By the 1950s and 60s, renting a room was the way to vacation in the Northwoods.
But that has changed over the last few decades.
“Back in the 60s, not everybody had a cabin in the woods. Now, the tradition in Wisconsin has become just buy a lake property and go there every weekend,” says Tim Shimek, a property manager and developer in Rhinelander.
He has watched as people abandoned motel rooms in favor of private lakeside homes, or cabins rented from Vrbo.
The shift left once bustling motels sitting empty — their queen-sized mattresses and bulky tv sets collecting dust.
However, investors like Shimek see these decaying buildings as an opportunity.

“I’ve been keeping my eye open for the last few years for mom-and-pop motels that aren’t surviving anymore,” he says. “Vrbos are a thing now and everybody is renting their lake homes, so I’ve been keeping my eyes open, and I know that housing is an issue up here — permanent housing.”
When Shimek discovered the Silver Lake Inn in Laona, he contacted the owners on Facebook and made an offer. The 1950s building once housed a thriving inn and supper club.
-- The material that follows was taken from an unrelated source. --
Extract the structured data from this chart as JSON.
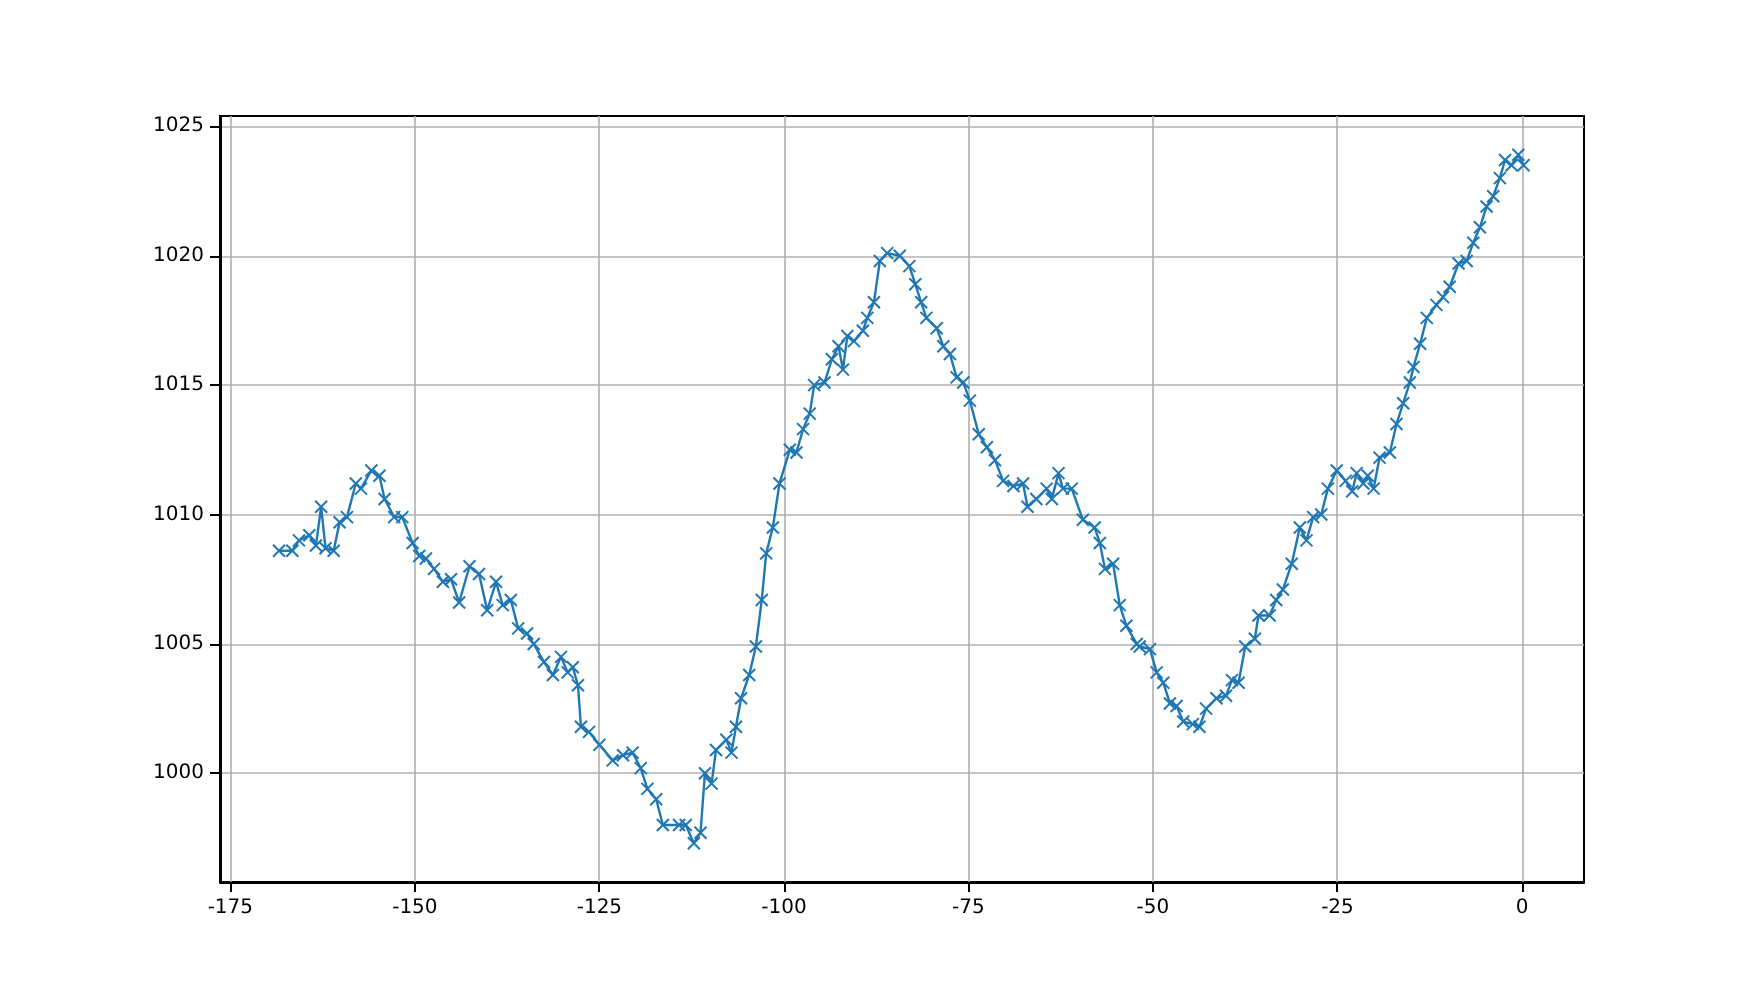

But since the restaurant burned down a few years ago, the inn has sat vacant.
Shimek is trying to change that.
He has been renovating the place for the past six months, repainting red and green walls a bright white and re-establishing gas and electricity.
When he is finished, the building will host ten apartment units. He has already had 60 people apply for those units.
“I’ve gotten applications like crazy,” he says. “Most of the people that we’ve got applying right now are semi-local or are people that live here in the area that are just looking, looking, looking, looking for a place to rent.”
Shimek is not the only person doing this.
Developers have converted motels into long-term living units in Minocqua and Eagle River too.
Rick Wilson, the owner of Pukall Lumber Company in Minocqua, says he converted a motel into affordable housing because his employees could not find anywhere to live.
“It’s not like my wife and I really wanted to do this, but there’s such a need within Pukall Lumber Company to find housing for employees,” he says. “We had three employees that we offered jobs to, and they looked around town and they came back at the end of the day and said ‘I can’t take your job.’ The third time, I said that’s it, I’ve got to do something.”

Like Shimek’s property, the Little Arbor Vitae Motel was built in 1946 for vacationers staying for a week or two at a time. The quarters are tight.
“Honestly, people just need a place with a hot plate,” Wilson says. “Every room has a microwave and a refrigerator just like a motel room would have. But this is what they’re looking for, and they can get it for under $600. There’s demand for just this.”
Wilson says his idea is for people to stay in the renovated motel until they can find more permanent housing.
The demand for this type of transitory housing was higher than Wilson expected. The building’s units rented in less than 2 weeks, with many to Pukall Lumber employees.
This conversion from motel to apartment complex will likely become more and more common says Eric Schoessow, who has worked in real estate in the Northwoods for decades.
“There’s a lot of motels on the market right now,” he says. “People are getting out of the business because of what’s going on with Vrbo and vacation rentals. It’s taken away from the mom-and-pop motels. So, what do you do with them when you sell them? You have to utilize them for housing and that’s what I think a lot of people can do and should do.”
Schoessow has converted several former motels into multi-family apartments.
He finds they are popular among older seniors looking for simple living arrangements and young people moving into the area to work.
Because many Northwoods townships are hesitant to build new apartment complexes, he says this is one of the most obvious ways to provide more affordable housing.
“We go up to the Northwoods for a reason. We go up there to try to escape and you want the Northwoods look. You don’t want a bunch of overly modern apartment buildings going up and taking away from that,” he says. “You could still build some multi-family apartments in the area and you could make them look nice with a Northwoodsy look, a log look. But you have to have municipalities that are willing to do that. Otherwise, you have to convert.”
With building costs higher than they’ve been in years, converting could be a viable option to address the pressing need for more housing in the Northwoods.